Reviews by L. J. Roberts

SHONA MacLEAN – A Game of Sorrow. Quercus, UK, trade paperback, 2010.

Genre:   Historical mystery. Leading character:   Alexander Seaton; 2nd in series. Setting:   Scotland/Ireland-1628.


First Sentence:   The bride’s grandmother smiled: she could feel the discomfort of the groom’s family and it pleased her well.

    It is disconcerting enough to be accused of less-then reputable actions you know you did not commit, but even more so when confronted by a man who could be your twin.

    Alexander Seaton, a reputable teacher at Marischal College in Aberdeen, has never known any family beyond his now-dead parents until now. Near-twin cousin Sean O’Neill is about to change all that with an entreaty for Alexander to come with him to Ireland. It seems his grandfather is dying and the entire O’Neill family is under a curse which only the proven existence of Alexander can break.

    It is always frustrating when you absolutely love an author’s first book and are then disappointed in their second. Unfortunately, that was the case here. In The Redemption of Alexander Seaton, I felt great empathy for the character and came to care about him.

    In this book, other than as the “voice” of the story, and the one to whom everything happens — how many times can one get hit on the head without major concussion or brain damage — we learn little about his internal makeup. Yes, it is interesting that he is such a fish-out-of-water character being an academic caught up in conflict, but he never really came to life.


    I’ve never been to Ireland, but I did love MacLean’s descriptions. She made me feel as though I were standing next to the characters, and wished I could be. I also felt she well conveyed the sense of Ireland as a land where faith and superstition walked hand-in-hand.

    While I found the history fascinating and gained a better understanding of the conflict between the Catholics and Protestants, English and Irish, I felt MacLean became so caught up in the history, I somewhat forgot about the story.

    I was also interested to learn that a troupe of traveling players may have performed Shakespeare’s “Much Ado About Nothing” in Ireland during this time.
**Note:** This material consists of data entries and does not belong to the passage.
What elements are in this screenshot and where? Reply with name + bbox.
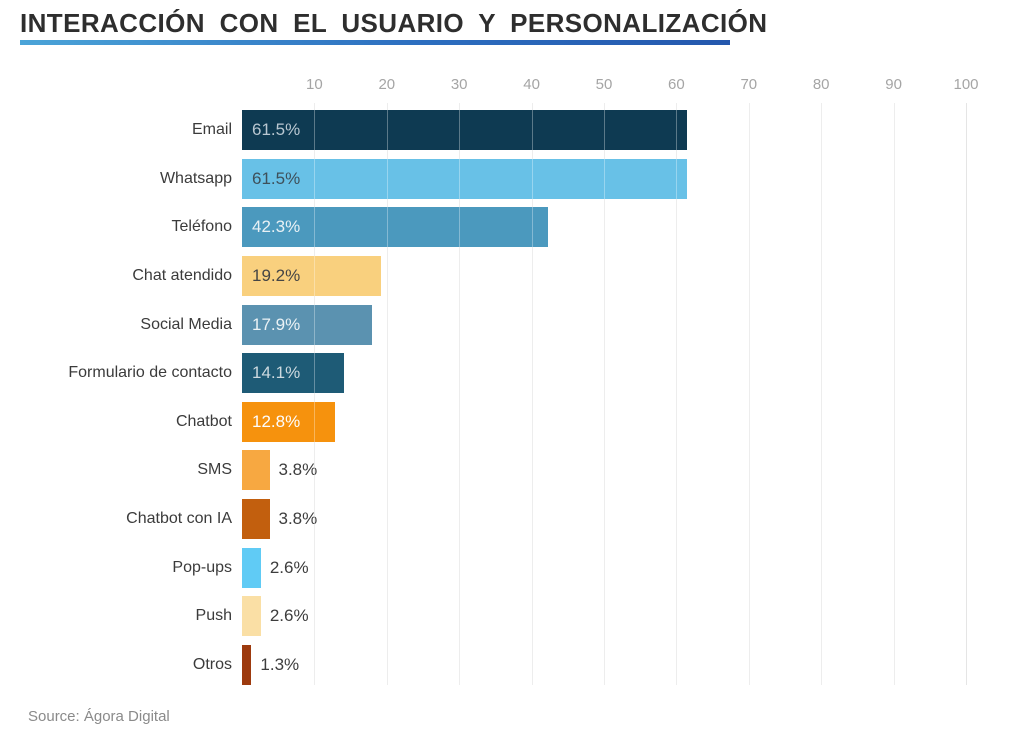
- bar-row: 42.3%: [242, 207, 966, 248]
- category-labels: Email Whatsapp Teléfono Chat atendido Social…: [0, 103, 232, 685]
- bar: [242, 110, 688, 150]
- bar-value-label: 1.3%: [260, 654, 300, 674]
- bar-row: 2.6%: [242, 547, 966, 588]
- gridline-overlay: [748, 103, 750, 685]
- bar-row: 3.8%: [242, 499, 966, 540]
- gridline: [459, 103, 461, 685]
- axis-tick-label: 80: [812, 76, 830, 93]
- axis-tick-label: 30: [450, 76, 468, 93]
- category-label: Chatbot: [175, 412, 232, 430]
- bar-value-label: 12.8%: [252, 411, 301, 431]
- gridline: [604, 103, 605, 685]
- bar-value-label: 61.5%: [252, 168, 301, 188]
- bar-value-label: 3.8%: [278, 509, 318, 529]
- axis-tick-label: 90: [885, 76, 902, 93]
- axis-tick-label: 60: [668, 76, 685, 93]
- bar-row: 61.5%: [242, 110, 966, 150]
- axis-tick-label: 70: [740, 76, 758, 93]
- gridline-overlay: [676, 103, 678, 685]
- bar: [242, 547, 261, 588]
- category-label: Otros: [192, 655, 232, 673]
- bar-row: 19.2%: [242, 255, 966, 296]
- gridline-overlay: [821, 103, 823, 685]
- bar: [242, 401, 335, 442]
- category-label: Social Media: [140, 315, 232, 333]
- gridline: [966, 103, 967, 685]
- gridline-overlay: [314, 103, 316, 685]
- gridline-overlay: [604, 103, 605, 685]
- bar-row: 17.9%: [242, 304, 966, 345]
- gridline: [676, 103, 678, 685]
- bar-value-label: 17.9%: [252, 314, 301, 334]
- bar: [242, 255, 381, 296]
- gridline: [893, 103, 895, 685]
- gridline-overlay: [386, 103, 388, 685]
- bar-row: 14.1%: [242, 353, 966, 394]
- category-label: Chat atendido: [132, 266, 232, 284]
- bar-value-label: 14.1%: [252, 363, 301, 383]
- bar-value-label: 61.5%: [252, 120, 301, 139]
- axis-tick-label: 40: [523, 76, 540, 93]
- category-label: Whatsapp: [159, 169, 232, 187]
- plot-area: 10 20 30 40 50 60 70 80 90 100 61.5% 61.5% 42.3% 19.2…: [242, 76, 979, 685]
- bar: [242, 644, 252, 685]
- axis-tick-label: 20: [378, 76, 396, 93]
- category-label: Pop-ups: [172, 558, 232, 576]
- category-label: Formulario de contacto: [68, 364, 232, 382]
- bar: [242, 499, 270, 540]
- bar: [242, 207, 549, 248]
- title-underline: [20, 40, 730, 45]
- gridline-overlay: [893, 103, 895, 685]
- category-label: SMS: [197, 461, 232, 479]
- bar-row: 2.6%: [242, 596, 966, 637]
- bar: [242, 304, 372, 345]
- source-note: Source: Ágora Digital: [28, 708, 170, 725]
- gridline: [821, 103, 823, 685]
- bar-row: 1.3%: [242, 644, 966, 685]
- gridline: [748, 103, 750, 685]
- category-label: Email: [191, 121, 232, 138]
- bar: [242, 450, 270, 491]
- bar-value-label: 3.8%: [278, 460, 318, 480]
- gridline: [531, 103, 533, 685]
- bar-value-label: 19.2%: [252, 265, 301, 285]
- bar-row: 61.5%: [242, 158, 966, 199]
- bar-row: 3.8%: [242, 450, 966, 491]
- category-label: Chatbot con IA: [126, 510, 232, 528]
- gridline: [386, 103, 388, 685]
- bar: [242, 158, 688, 199]
- gridline-overlay: [531, 103, 533, 685]
- gridline-overlay: [459, 103, 461, 685]
- page-title: INTERACCIÓN CON EL USUARIO Y PERSONALIZA…: [20, 8, 768, 38]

    The story was interesting but I found it difficult to keep track of all the characters and, because most of them were simply that, there were few about whom I really cared. I am, by no means, ready to give up on MacLean. I do hope, however, her next book focuses more on telling us a whopping good story.

Rating:   OK.

Editorial Comment:   An interview with Shona MacLean can be found online here. And in case you may have been wondering, the answer is yes, sort of. Her uncle was “best-selling author Alistair MacLean who wrote The Guns of Navarone, Where Eagles Dare and a host of other action thrillers.”